Submodular Context Partitioning and Compression for In-Context Learning
This addresses efficiency bottlenecks in few-shot learning for LLM users, though it appears incremental as it builds on existing partitioning approaches.
The paper tackles the problem of quadratic input complexity limiting exemplar count in in-context learning for large language models by proposing Sub-CP, a block-aware context selection framework using submodular objectives to control block diversity, which consistently improved performance across model scales in experiments on diverse tasks and datasets.

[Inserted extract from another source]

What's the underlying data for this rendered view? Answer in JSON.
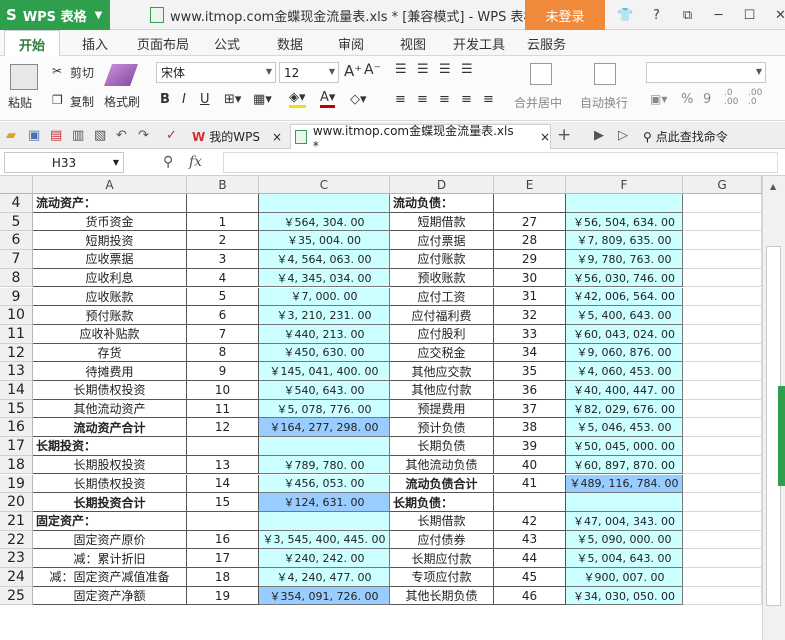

In-context learning (ICL) enables efficient few-shot learning in large language models (LLMs) without training, but suffers from the quadratic input complexity of transformers, limiting the maximum number of exemplars. While various efficient ICL approaches partition the context into blocks to process (e.g., ensembling, compression, cross-attention), they often ignore the information redundancy or under-representation caused by different partition strategies, leading to suboptimal performance. To tackle this problem, we propose Sub-CP, a block-aware context selection framework that leverages submodular objectives to control block diversity. Sub-CP supports a flexible spectrum of selection strategies, allowing each block to range from globally diverse to locally coherent. This allows fine-grained control over semantic structure while enabling precomputation. Extensive experiments across diverse tasks on multiple datasets show that Sub-CP consistently improves performance across model scales.